O Plenário do CNJ (Conselho Nacional de Justiça) ratificou, nesta terça-feira (6) a liminar concedida em julho, a pedido da OAB (Ordem dos Advogados do Brasil) de Mato Grosso do Sul (OAB/MS), contra o fechamento das comarcas de Angélica e de Dois Irmãos do Buriti, desativadas pelo TJMS (Tribunal de Justiça do Estado). A liminar foi ratificada por unanimidade em plenário presidido pelo conselheiro Joaquim Barbosa.

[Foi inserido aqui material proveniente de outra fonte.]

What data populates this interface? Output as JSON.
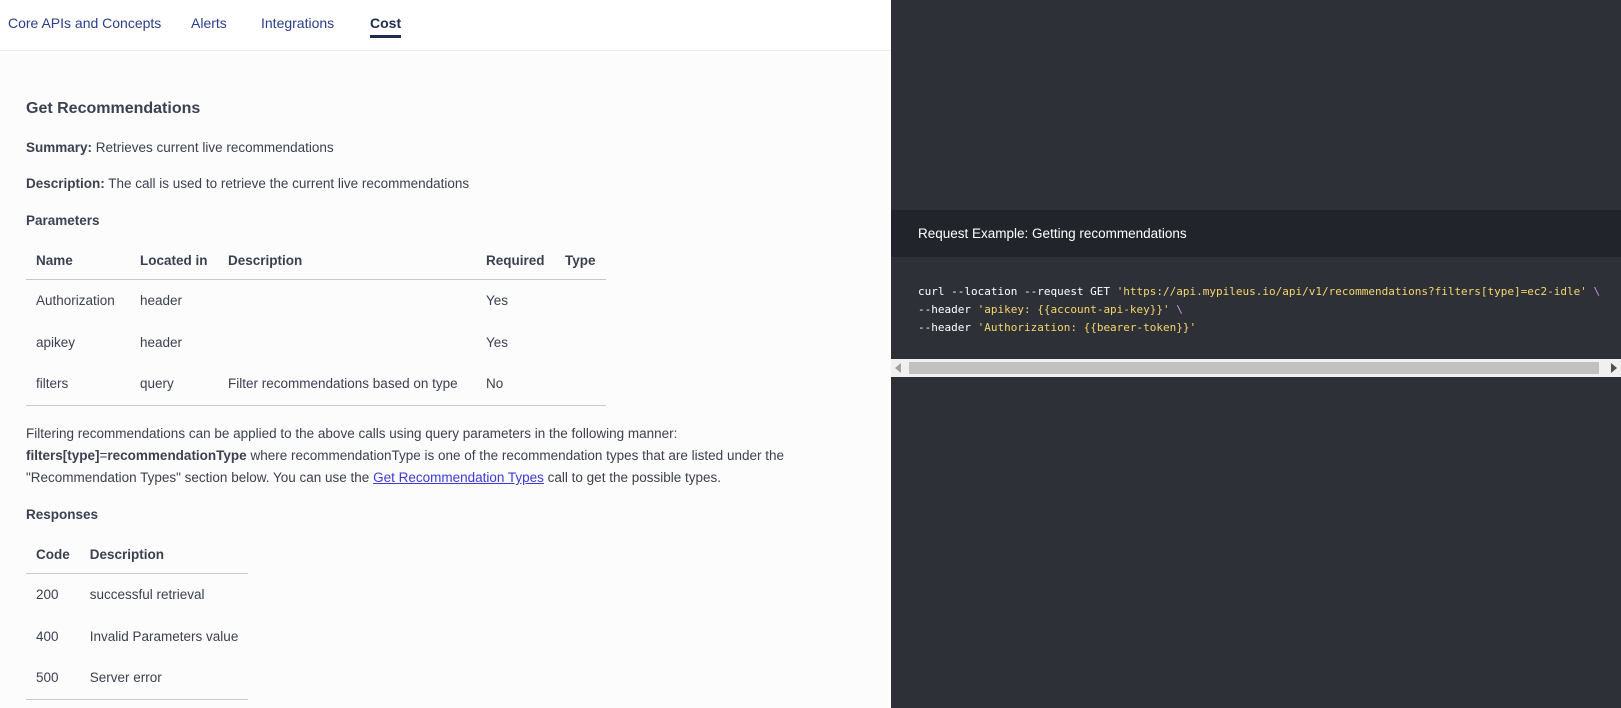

O julgamento suspende os efeitos da Resolução 92/2013 do TJMS para desinstalação provisória das comarcas. "Essa é uma vitória de toda a sociedade sul-mato-grossense. O CNJ entendeu nossa argumentação sobre o grande prejuízo que o fechamento dessas comarcas iria trazer à população local e apontou, inclusive, a inconstitucionalidade do ato", diz o presidente da OAB, Júlio Cesar Souza Rodrigues.
Embora o Tribunal tenha prestado informações ao CNJ argumentando quanto aos altos custos na manutenção das comarcas, necessidade de adequação à LRF (Lei de Responsabilidade Fiscal) e inexpressividade de serviços jurisdicionais prestados em Angélica e Dois Irmãos, o CNJ julgou que a decisão deve seguir o Código de Organização Judiciária do Estado, que, em seu artigo 17 condiciona a deliberação discricionária de extinção, rebaixamento ou mudança da sede da comarca caso a mesma tenha distribuição inferior a 200 feitos por ano, deixando de fora os casos das duas comarcas.
No julgamento, o CNJ ressalta ainda que a decisão de fechamento não pode contrariar o interesse público. "O interesse público não pode ser considerado ausente, a ponto de justificar a discricionariedade da Corte, quando se tem um movimento anual expressivo de processos que em muito ultrapassa o mínimo necessário para a criação de uma nova comarca, em benefício de uma população de aproximadamente 10 mil pessoas em cada um dos dois municípios", segundo o texto da certidão de julgamento.